5. M. Y... conteste la validité de huit bulletins au profit de la liste conduite par M. AB..., qui étaient accompagnés de la profession de foi de la même liste. Ainsi que l'a jugé le tribunal administratif, ces bulletins n'entrent dans aucun des cas de nullité énoncés par les dispositions citées ci-dessus. M. Y... ne peut davantage utilement invoquer la méconnaissance des dispositions de l'arrêté du 2 juillet 2021 fixant les conditions du vote par correspondance pour les élections des membres des chambres de métiers et de l'artisanat de région et de leurs chambres de niveau départemental ou des consignes données par une notice explicative, dès lors que la méconnaissance de leurs prescriptions n'entre pas davantage dans les cas de nullité énoncés par les dispositions de l'article 30 du décret.
6. Ainsi que le fait valoir M. Y..., une enveloppe contenant un bulletin et une profession de foi est plus épaisse qu'une enveloppe contenant un bulletin seul, et pèse, selon les mesures effectuées sous le contrôle d'un huissier de justice, douze grammes au lieu de sept grammes. Une telle circonstance ne suffit pas pour qu'un bulletin accompagné d'une profession de foi constitue par lui-même un signe de reconnaissance de l'électeur.
7. Ce grief doit donc être écarté.
Sur les autres griefs :
8. M. Y... reprend les autres griefs invoqués en première instance.
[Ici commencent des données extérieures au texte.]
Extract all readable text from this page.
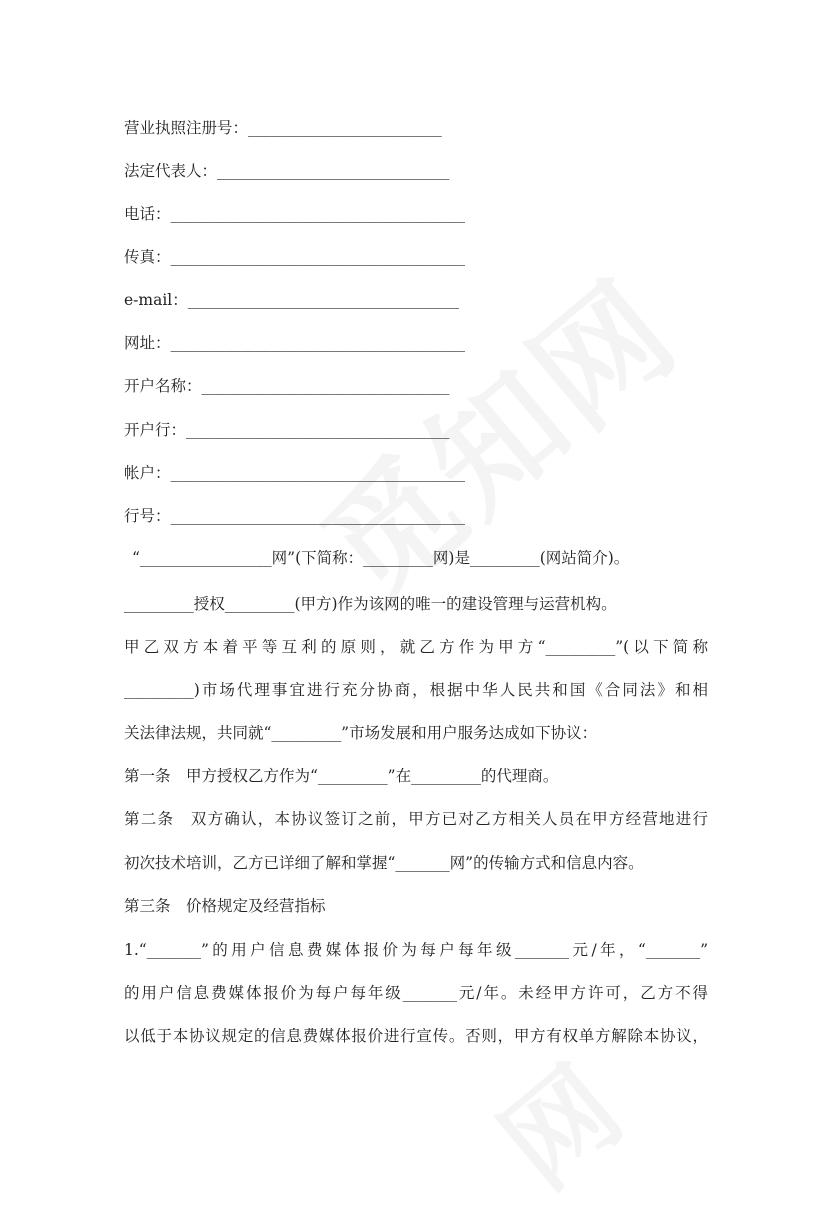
营业执照注册号：_________________________
法定代表人：______________________________
电话：______________________________________
传真：______________________________________
e-mail：___________________________________
网址：______________________________________
开户名称：________________________________
开户行：__________________________________
帐户：______________________________________
行号：______________________________________
“_________________网”(下简称：_________网)是_________(网站简介)。
_________授权_________(甲方)作为该网的唯一的建设管理与运营机构。
甲乙双方本着平等互利的原则，就乙方作为甲方“_________”(以下简称
_________)市场代理事宜进行充分协商，根据中华人民共和国《合同法》和相
关法律法规，共同就“_________”市场发展和用户服务达成如下协议：
第一条　甲方授权乙方作为“_________”在_________的代理商。
第二条　双方确认，本协议签订之前，甲方已对乙方相关人员在甲方经营地进行
初次技术培训，乙方已详细了解和掌握“_______网”的传输方式和信息内容。
第三条　价格规定及经营指标
1.“_______”的用户信息费媒体报价为每户每年级_______元/年，“_______”
的用户信息费媒体报价为每户每年级_______元/年。未经甲方许可，乙方不得
以低于本协议规定的信息费媒体报价进行宣传。否则，甲方有权单方解除本协议，
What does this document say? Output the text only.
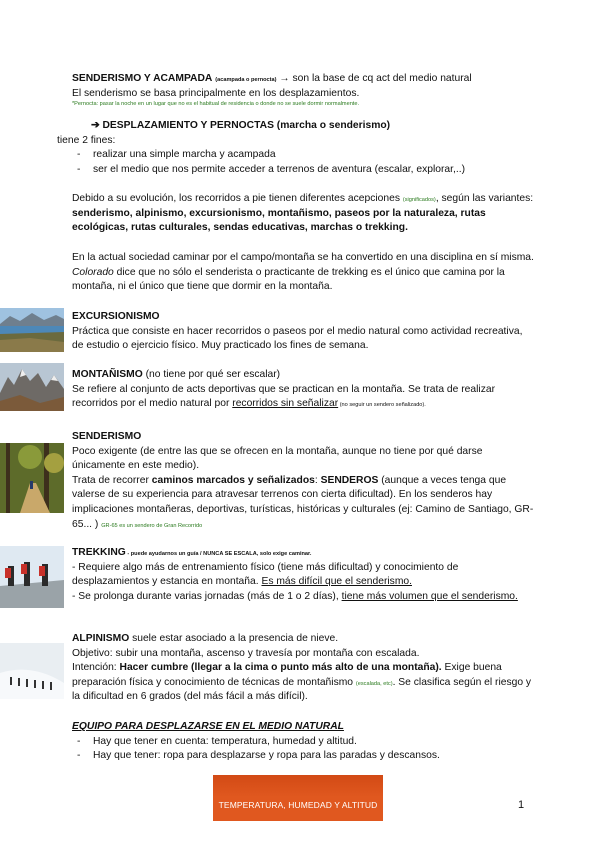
SENDERISMO Y ACAMPADA (acampada o pernocta) → son la base de cq act del medio natural

El senderismo se basa principalmente en los desplazamientos.

*Pernocta: pasar la noche en un lugar que no es el habitual de residencia o donde no se suele dormir normalmente.

➔ DESPLAZAMIENTO Y PERNOCTAS (marcha o senderismo)

tiene 2 fines:

- realizar una simple marcha y acampada
- ser el medio que nos permite acceder a terrenos de aventura (escalar, explorar,..)

Debido a su evolución, los recorridos a pie tienen diferentes acepciones (significados), según las variantes: senderismo, alpinismo, excursionismo, montañismo, paseos por la naturaleza, rutas ecológicas, rutas culturales, sendas educativas, marchas o trekking.

En la actual sociedad caminar por el campo/montaña se ha convertido en una disciplina en sí misma. Colorado dice que no sólo el senderista o practicante de trekking es el único que camina por la montaña, ni el único que tiene que dormir en la montaña.

EXCURSIONISMO

Práctica que consiste en hacer recorridos o paseos por el medio natural como actividad recreativa, de estudio o ejercicio físico. Muy practicado los fines de semana.

MONTAÑISMO (no tiene por qué ser escalar)

Se refiere al conjunto de acts deportivas que se practican en la montaña. Se trata de realizar recorridos por el medio natural por recorridos sin señalizar (no seguir un sendero señalizado).

SENDERISMO

Poco exigente (de entre las que se ofrecen en la montaña, aunque no tiene por qué darse únicamente en este medio).

Trata de recorrer caminos marcados y señalizados: SENDEROS (aunque a veces tenga que valerse de su experiencia para atravesar terrenos con cierta dificultad). En los senderos hay implicaciones montañeras, deportivas, turísticas, históricas y culturales (ej: Camino de Santiago, GR-65... ) GR-65 es un sendero de Gran Recorrido

TREKKING - puede ayudarnos un guía / NUNCA SE ESCALA, solo exige caminar.

- Requiere algo más de entrenamiento físico (tiene más dificultad) y conocimiento de desplazamientos y estancia en montaña. Es más difícil que el senderismo.

- Se prolonga durante varias jornadas (más de 1 o 2 días), tiene más volumen que el senderismo.

ALPINISMO suele estar asociado a la presencia de nieve.

Objetivo: subir una montaña, ascenso y travesía por montaña con escalada.

Intención: Hacer cumbre (llegar a la cima o punto más alto de una montaña). Exige buena preparación física y conocimiento de técnicas de montañismo (escalada, etc). Se clasifica según el riesgo y la dificultad en 6 grados (del más fácil a más difícil).

EQUIPO PARA DESPLAZARSE EN EL MEDIO NATURAL

- Hay que tener en cuenta: temperatura, humedad y altitud.
- Hay que tener: ropa para desplazarse y ropa para las paradas y descansos.
TEMPERATURA, HUMEDAD Y ALTITUD	1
Le tribunal administratif y a répondu par des motifs appropriés figurant aux points 4, 5, 7 ,8, 9, 15 et 16 du jugement attaqué, qu'il y a lieu d'adopter en appel.
9. Il résulte de l'ensemble de ce qui précède que M. Y... n'est pas fondée à soutenir que c'est à tort que, par le jugement attaqué, le tribunal administratif de Bastia a rejeté sa protestation électorale.
10. Il n'est dès lors pas nécessaire de se prononcer sur les fins de non-recevoir invoquées par M. AB... et autres.
Sur les frais liés au litige :
11. Dans les circonstances de l'espèce, il n'y a pas lieu de faire droit aux conclusions présentées par les parties sur le fondement de l'article L. 761-1 du code de justice administrative.
D É C I D E :
Article 1er : La requête de M. Y... est rejetée.
Article 2 : Les conclusions présentées par M. AB... et autres sur le fondement de l'article L. 761-1 du code de justice administrative sont rejetées.
Article 3 : Le présent arrêt sera notifié à M. AG... Y..., au ministre de l'économie, des finances et de la souveraineté industrielle et numérique, à la chambre des métiers et de l'artisanat de Corse et à M. AE... AB... en tant que représentant unique.
Copie en sera adressée pour information au préfet de Corse et de Corse-du-Sud.
Délibéré après l'audience du 13 juin 2022, où siégeaient :
- M. Bocquet, président,
- M. O... et Mme Z..., premiers conseillers.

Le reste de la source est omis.